Выбрать главу

— А что завещал ему отец в записке?

— Неважно. Всякую чушь. По вашей терминологии повесть — «сова» «совой», недаром она получила Сталинскую премию, что по нашим временам срамно. Ладно, идемте.

— Куда?

— Теперь к матери.

Шли аллеей к колумбарию. Марат рассказывал.

— Ее арестовали вскоре после отца. Я крепко спал, ночного звонка не слышал. Трясут за плечо. Яркий свет в глаза. Мама говорит, ласково: «Одевайся, Маратик. Поедешь с этим дядей». Целует меня. Кто-то скрипучий берет ее за руку, уводит в другую комнату. Всё. В следующий раз я ее увидел восемнадцать лет спустя.

— Выжила? — обрадовалась Агата.

— Как сказать…

Остановились в колумбарии, перед табличкой. Имя, годы жизни, овальная фотография на керамике: смеющееся молодое лицо с косой челкой по лбу.

— Она была солнечная, веселая, всё время пела или насвистывала, по утрам тащила меня делать зарядку, мы рубились в пинг-понг, ругались из-за спорных шариков… Она меня постоянно обнимала, тискала, тормошила, целовала. Если на людях — я вырывался, шипел: «Ну мам!». Мне, маленькому дураку, было стыдно.

Он покашлял.

— А в пятьдесят пятом вхожу к ней в комнату… Она у нас отказалась жить, у знакомой поселилась, ту раньше выпустили… И не узнал. Совсем. То есть вообще ничего похожего. Короткие седые волосы. Старуха старухой, а ей ведь не было и пятидесяти. Сиплый голос. В пепельнице горой окурки. Посмотрела снизу вверх, помахала рукой, разгоняя дым. Глаза тусклые. Я хотел ее обнять — и не решился. Затоптался на месте. Говорю: «Я каждое утро и каждый вечер о тебе думал». Задыхаюсь. Она мне в ответ: «А я о тебе не думала. Запретила себе». Почему, спрашиваю. «Иначе не выжила бы. Есть, говорит, будешь? У меня котлеты из кулинарии». И зашлась кашлем. У нее был туберкулез, тяжелый. Я устроил ее в писательскую больницу. Сначала навещал каждый день. Пытался расспрашивать — молчит. Рассказываю о своей жизни — слушает без интереса. И всё время курит, несмотря на строжайший запрет. Курит и кашляет.

— Неужели она вас ни о чем не расспрашивала?

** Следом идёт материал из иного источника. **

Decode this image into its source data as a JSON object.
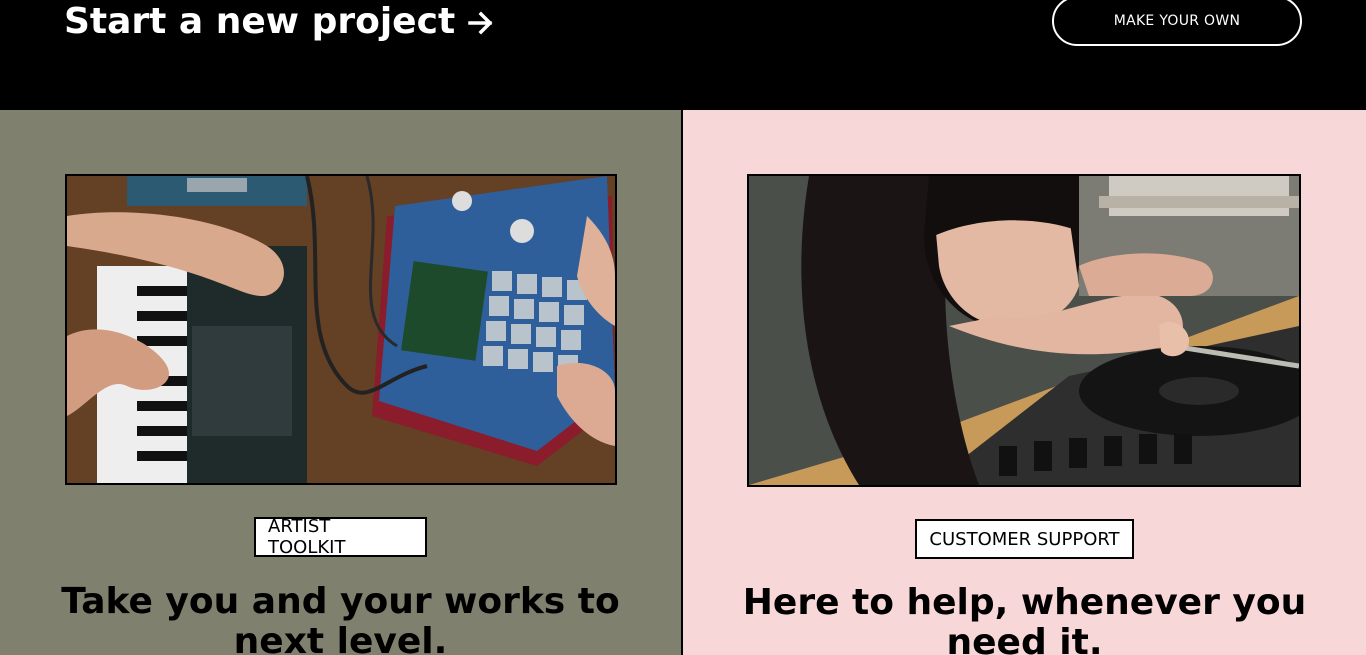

— В самый первый день спросила, женат ли я. Я говорю, да, в следующий раз обязательно приведу Тоню, познакомлю. Мать мне: «А дети у вас есть?». Нету, говорю, мы решили, что рано заводить. Она: «Тогда не приводи». И всё. Я принес ей в больницу свои публикации: две вышедшие книжки, журналы с рассказами. Оставил. Положил на тумбочку, так они потом и лежали. Я думал, не прочитала. Наконец не выдержал, спросил. Она сказала: «Дрянь». Я после этого четыре года писать не мог… Что еще? Пробовал расспросить ее об отце. Ответила: «Что вспоминать?». Спрашиваю, а похож я на него, хотя бы внешне? «Нет». И больше ни слова. Через три месяца она умерла. Ночью, в приступе кашля…

Марат замолчал. Не стал рассказывать, как, напившись на похоронах, плакал и говорил жене: «Лучше бы она не возвращалась, лучше бы умерла в лагере». Потом, когда они ссорились, Тоня не раз поминала ему те слова. Она бывала жестокой, когда разозлится.

— «Руфь Моисеевна Скрынник. Тысяча девятьсот семь — тысяча девятьсот пятьдесят шесть», — медленно прочла Агата вслух, словно запоминая. — Красивое имя. Библейское. Дайте гвоздику. Я положу… Куда теперь?

— В дальний конец.

На площадке, где скрещивались аллеи, тоже торговали цветами. Цыганка в пестром капроновом платке сидела на оградке, поплевывала в кулак шелухой от семечек.

Подбежали две смуглые девчонки, лет по девять-десять. Одна схватила за штанину Марата, другая за ремень Агату.